Friday, April 4, 2008

A Healthy Disdain

The other day a co-worker of mine swiftly shut up another officemate after he gushed for the umpteenth time "Can I tell you how much I love my boyfriend?..."

She simply stated,"How much longer are you going to start sentences like that? I'm telling you right now, you have one more week of it and then it's finished." (Keep in mind he's been dating the guy for six to eight weeks now...we've had our fill).


You don't mess with either of these people. She's a tough cookie, and he's high-strung uber-gay.
I enjoy them both, but you can only take him in small doses.

None of us can really take another second of the gushing. As terrible as this may sound, none of the heterosexuals in the group go on about intimate moments with our dates or significant others; we don't want to hear about his. More importantly, I don't want to hear about his.

Rarely do I like a guy enough after one date to kiss him, I don't need or want to hear that in the five dates he's had this week, he's planked each and every one of them.

Yes, general venting and/or excitement about great dates is accepted and mostly welcomed in the workplace, but geezus...how often can we hear how great sex is with this guy in comparison to the others, and how you just want him to come into bed with you after 'a long day at work.'

Barf.

Those cute and endearing Blackberry messages should stay private.

I think I just threw up a little in my mouth.

Then the female of the two made a great point: "I think it's important to have a healthy disdain for your partner."
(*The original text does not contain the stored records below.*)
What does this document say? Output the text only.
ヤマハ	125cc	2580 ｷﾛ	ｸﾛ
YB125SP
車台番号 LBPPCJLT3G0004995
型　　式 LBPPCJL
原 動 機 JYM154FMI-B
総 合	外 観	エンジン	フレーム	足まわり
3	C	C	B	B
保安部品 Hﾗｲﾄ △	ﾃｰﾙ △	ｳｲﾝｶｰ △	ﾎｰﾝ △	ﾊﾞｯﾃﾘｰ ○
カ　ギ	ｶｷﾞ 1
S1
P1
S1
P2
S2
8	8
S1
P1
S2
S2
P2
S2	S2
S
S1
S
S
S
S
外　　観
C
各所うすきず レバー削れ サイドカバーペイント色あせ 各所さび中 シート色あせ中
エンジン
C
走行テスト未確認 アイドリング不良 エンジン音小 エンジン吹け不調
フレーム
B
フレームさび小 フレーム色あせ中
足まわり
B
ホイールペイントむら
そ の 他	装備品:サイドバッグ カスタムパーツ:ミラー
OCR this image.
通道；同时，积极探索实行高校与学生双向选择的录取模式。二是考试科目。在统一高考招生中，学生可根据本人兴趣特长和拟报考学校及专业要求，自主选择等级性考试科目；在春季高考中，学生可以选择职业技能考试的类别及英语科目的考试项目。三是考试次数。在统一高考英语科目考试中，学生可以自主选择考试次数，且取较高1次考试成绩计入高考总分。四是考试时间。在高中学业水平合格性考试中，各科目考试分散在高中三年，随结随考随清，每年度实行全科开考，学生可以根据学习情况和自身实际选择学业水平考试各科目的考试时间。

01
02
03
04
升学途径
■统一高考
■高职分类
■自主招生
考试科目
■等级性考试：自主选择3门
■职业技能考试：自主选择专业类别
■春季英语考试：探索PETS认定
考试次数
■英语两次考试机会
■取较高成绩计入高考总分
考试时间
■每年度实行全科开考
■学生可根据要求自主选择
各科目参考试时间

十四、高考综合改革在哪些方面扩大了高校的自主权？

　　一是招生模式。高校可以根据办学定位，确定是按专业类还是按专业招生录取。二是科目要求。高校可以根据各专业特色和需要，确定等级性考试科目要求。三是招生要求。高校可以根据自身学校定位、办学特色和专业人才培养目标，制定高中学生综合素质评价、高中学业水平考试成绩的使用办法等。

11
What a great term. And how true. We all know relationships aren't perfect, so why pretend? Our collegial relationship will still dictate we be supportive yet remain somewhat removed when/if it all falls apart. By hearing how wonderful time in the romper room is right now, isn't going to make me more sympathetic later.

A healthy dose of bitching unites us all - it is the one thing we all have in common. Blissfully in love or not, it is human nature to find fault in others. It makes us feel better about ourselves, and somehow validates us and these social choices we make.

We all love to complain a bit; we would be boring people without a little negativity. Remember Alec Baldwin on Friends? That's my co-worker about this new relationship. That's annoying.

Mazel tov that you've found someone you like enough to see more than once. But either slip in a little scorn here and there or shut it.